Стамбул покидали ночью. Порт был ярко, празднично освещен, и, поскольку до отхода «Великого князя Константина Павловича» еще оставалось какое-то время, отъезжающие и провожающие прогуливались по причалу, отдавая друг другу последние наказы и пожелания. Щукиных провожала шумная семья Рождественских, и лишь незадолго до отплытия на пирсе появился сам представитель российской миссии в Стамбуле Александр Сергеевич Лукомский.
Из тесного кольца, которым окружили Таню Рождественские, раздавались то взрывы смеха, то тихий плач, то восторженные ахи и охи.
Николай Григорьевич ходил под руку с Лукомским. Он и хотел бы быть разговорчивым и любезным, но на ум шли не те слова. Говорили о союзниках, о наступлении красных на Польшу и о некоторых успехах на польском фронте, но в конечном счете пришли к выводу, что ничего хорошего Россию уже не ждет, что к прежнему возврата нет и Париж – едва ли не самый лучший вариант в их бездомной и не очень сытой жизни. Разве что Америка…
– Нет-нет! – холодно возражал Щукин. – Из Парижа хоть краем глаза, хоть издалека можно увидеть Россию. А уж из такой-то дали… Нет!
– Я согласен с вами, – сказал Лукомский. – Мечтаю быть похороненным на родине. На каком-нибудь тихом деревенском кладбище, под березкой или ракитой… Ах, даже это у нас отняли!
Под басовитые гудки парохода сухо, по-мужски попрощались. Таню девчонки Рождественские проводили до сходен, и едва она стала подниматься на корабль, они дружно в голос заревели.
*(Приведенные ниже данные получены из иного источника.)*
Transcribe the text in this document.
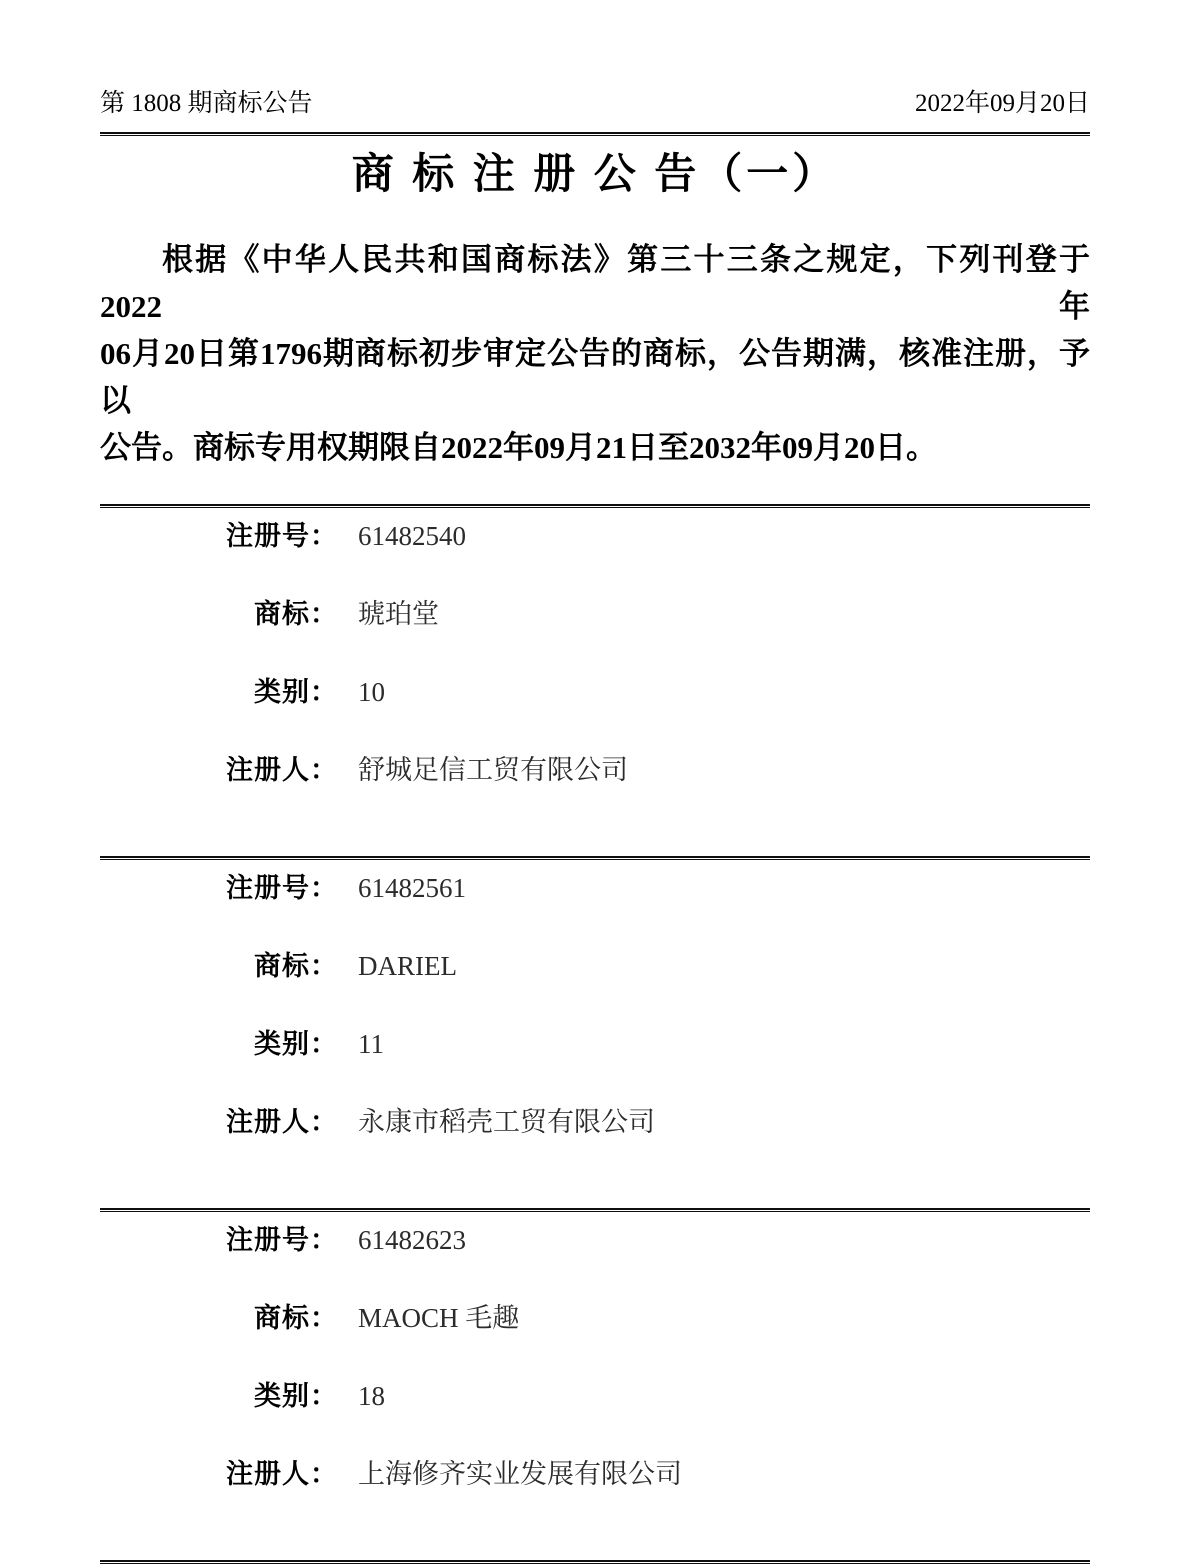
第 1808 期商标公告	2022年09月20日
商 标 注 册 公 告（一）
根据《中华人民共和国商标法》第三十三条之规定，下列刊登于2022年
06月20日第1796期商标初步审定公告的商标，公告期满，核准注册，予以
公告。商标专用权期限自2022年09月21日至2032年09月20日。
注册号： 61482540
商标： 琥珀堂
类别： 10
注册人： 舒城足信工贸有限公司
注册号： 61482561
商标： DARIEL
类别： 11
注册人： 永康市稻壳工贸有限公司
注册号： 61482623
商标： MAOCH 毛趣
类别： 18
注册人： 上海修齐实业发展有限公司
А потом пароход отошел от причала и под причитания Рождественских тихо поплыл по черной, мазутной воде Босфора. В ней отражались тысячи и тысячи огней Стамбула, и казалось, что пароход плывет по не до конца потушенному огромному кострищу. Дополняли эту волшебную картину звезды. Они не висели на небе, а целыми роями проносились по темному небосводу.
– Смотри, папа! – схватив отца за руку, воскликнула Таня. – Звезды падают… Мне мама говорила, что это души умерших улетают в рай.
– Души умерших? – переспросил Щукин. – Что ж, вполне возможно. Сейчас повсюду идут такие бои, что этих душ не перечесть… Ладно, идем в каюту.
– Я еще постою… Красиво!
– Ну хорошо. Постоим вместе.
Николай Григорьевич не хотел оставлять Таню одну, и они еще долго стояли на палубе, любуясь звездным осенним небом. И ушли спать почти под утро, когда Стамбул и его праздничные огни исчезли вдали. Осталось лишь небо, рассыпающееся звездопадом.